Nick's Take: "You no longer need to buy your way into people's feeds. It's actually better to find ways to improve your content and then eventually get into the feeds organically... What used to be a barrier is no longer an issue."
Nick's ran marketing at Taco Bell, Stance, Samsung, Hulu, Disney, and TikTok.
He's seen every shift in the media landscape.
And here's what he's watching right now:
The death of media buying as a competitive advantage.
10 years ago at Stance, they couldn't compete with Nike's ad budget.
Nike would outspend them 100-to-1 on TV, radio, print, OOH.
So Stance had to win on creativity and partnerships.
Today? That playbook is available to everyone.
Because algorithms distribute content for free.
You don't need a $10M media budget to reach millions.
You just need GREAT content that the algorithm loves.
Problem?
The hacks are public now.
Type 'MrBeast hooks' into ChatGPT and you'll get 50,000 hooks.

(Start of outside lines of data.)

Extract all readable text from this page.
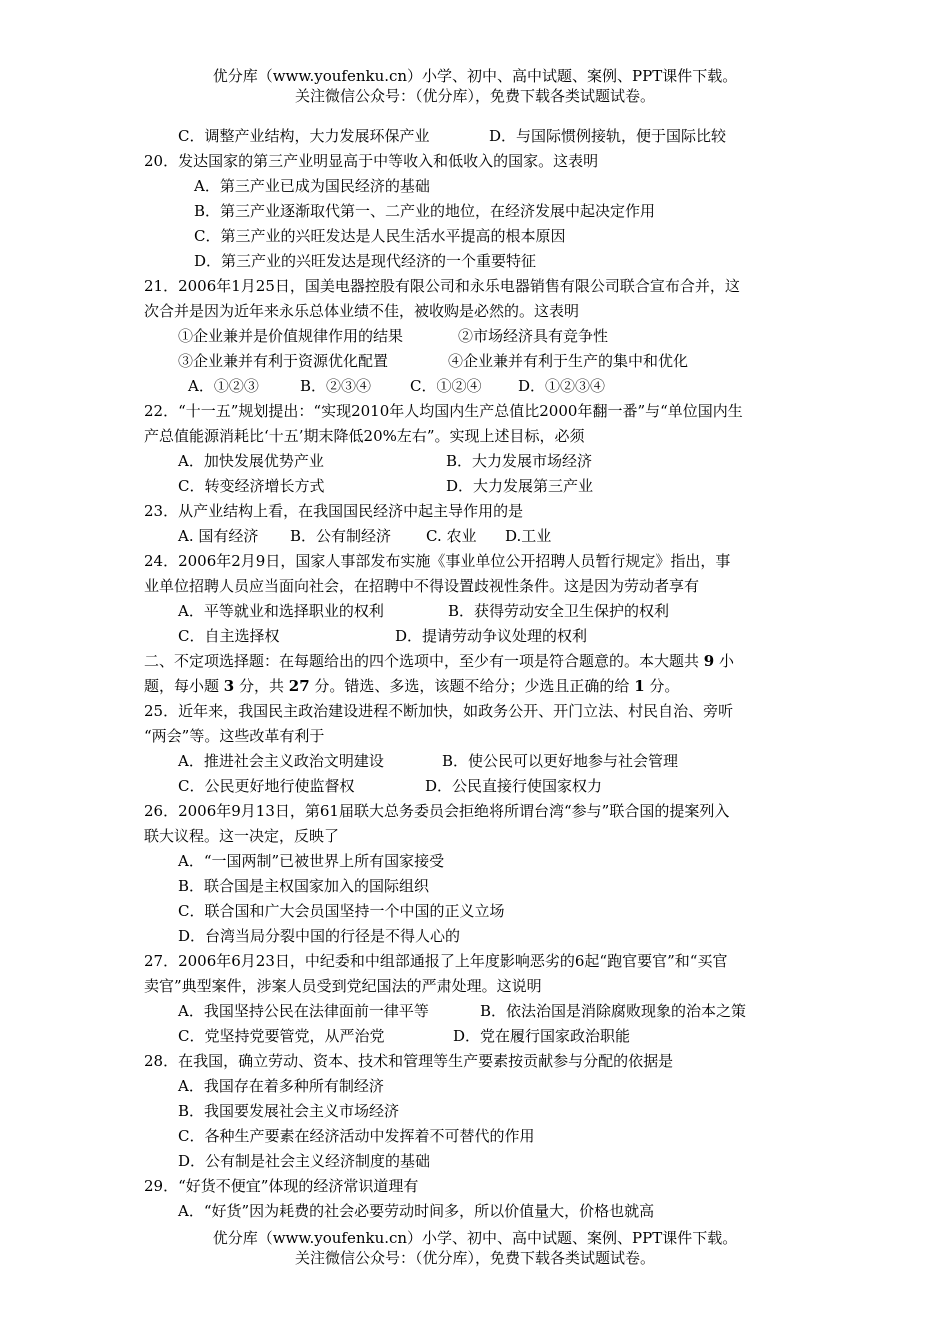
优分库（www.youfenku.cn）小学、初中、高中试题、案例、PPT课件下载。
关注微信公众号：（优分库），免费下载各类试题试卷。
C．调整产业结构，大力发展环保产业	D．与国际惯例接轨，便于国际比较
20．发达国家的第三产业明显高于中等收入和低收入的国家。这表明
A．第三产业已成为国民经济的基础
B．第三产业逐渐取代第一、二产业的地位，在经济发展中起决定作用
C．第三产业的兴旺发达是人民生活水平提高的根本原因
D．第三产业的兴旺发达是现代经济的一个重要特征
21．2006年1月25日，国美电器控股有限公司和永乐电器销售有限公司联合宣布合并，这
次合并是因为近年来永乐总体业绩不佳，被收购是必然的。这表明
①企业兼并是价值规律作用的结果	②市场经济具有竞争性
③企业兼并有利于资源优化配置	④企业兼并有利于生产的集中和优化
A．①②③	B．②③④	C．①②④ D．①②③④
22．“十一五”规划提出：“实现2010年人均国内生产总值比2000年翻一番”与“单位国内生
产总值能源消耗比‘十五’期末降低20%左右”。实现上述目标，必须
A．加快发展优势产业	B．大力发展市场经济
C．转变经济增长方式	D．大力发展第三产业
23．从产业结构上看，在我国国民经济中起主导作用的是
A. 国有经济 B．公有制经济 C. 农业 D.工业
24．2006年2月9日，国家人事部发布实施《事业单位公开招聘人员暂行规定》指出，事
业单位招聘人员应当面向社会，在招聘中不得设置歧视性条件。这是因为劳动者享有
A．平等就业和选择职业的权利	B．获得劳动安全卫生保护的权利
C．自主选择权	D．提请劳动争议处理的权利
二、不定项选择题：在每题给出的四个选项中，至少有一项是符合题意的。本大题共 9 小
题，每小题 3 分，共 27 分。错选、多选，该题不给分；少选且正确的给 1 分。
25．近年来，我国民主政治建设进程不断加快，如政务公开、开门立法、村民自治、旁听
“两会”等。这些改革有利于
A．推进社会主义政治文明建设	B．使公民可以更好地参与社会管理
C．公民更好地行使监督权	D．公民直接行使国家权力
26．2006年9月13日，第61届联大总务委员会拒绝将所谓台湾“参与”联合国的提案列入
联大议程。这一决定，反映了
A．“一国两制”已被世界上所有国家接受
B．联合国是主权国家加入的国际组织
C．联合国和广大会员国坚持一个中国的正义立场
D．台湾当局分裂中国的行径是不得人心的
27．2006年6月23日，中纪委和中组部通报了上年度影响恶劣的6起“跑官要官”和“买官
卖官”典型案件，涉案人员受到党纪国法的严肃处理。这说明
A．我国坚持公民在法律面前一律平等	B．依法治国是消除腐败现象的治本之策
C．党坚持党要管党，从严治党	D．党在履行国家政治职能
28．在我国，确立劳动、资本、技术和管理等生产要素按贡献参与分配的依据是
A．我国存在着多种所有制经济
B．我国要发展社会主义市场经济
C．各种生产要素在经济活动中发挥着不可替代的作用
D．公有制是社会主义经济制度的基础
29．“好货不便宜”体现的经济常识道理有
A．“好货”因为耗费的社会必要劳动时间多，所以价值量大，价格也就高
优分库（www.youfenku.cn）小学、初中、高中试题、案例、PPT课件下载。
关注微信公众号：（优分库），免费下载各类试题试卷。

Same templates. Same influencers. Same formats.
Which means we're heading toward content commoditization.
Feeds will start to feel identical.
Nick's prediction: People will LEAVE feeds entirely to find new ways to engage with brands.
So what's the move?
Go back to SUBSTANCE over style.
Think about Canva.
Pre-Canva, you could win pitches just by having a beautiful deck—even if the content was weak.
Post-Canva? Everyone's decks look good.
So now it's back to substance.
Same thing is happening with content.
AI makes it easy to optimize hooks, formats, pacing.
But it can't give you unique POV. Original thinking. Stuff only YOU can say.
That's your moat.
Takeaway: Stop optimizing for what "performs well" on the platform.
Start creating content that ONLY your brand can make.
Ask: "If we removed our logo, would this be indistinguishable from our competitors?"
If yes, scrap it. Create something that requires YOUR unique insight, data, or perspective.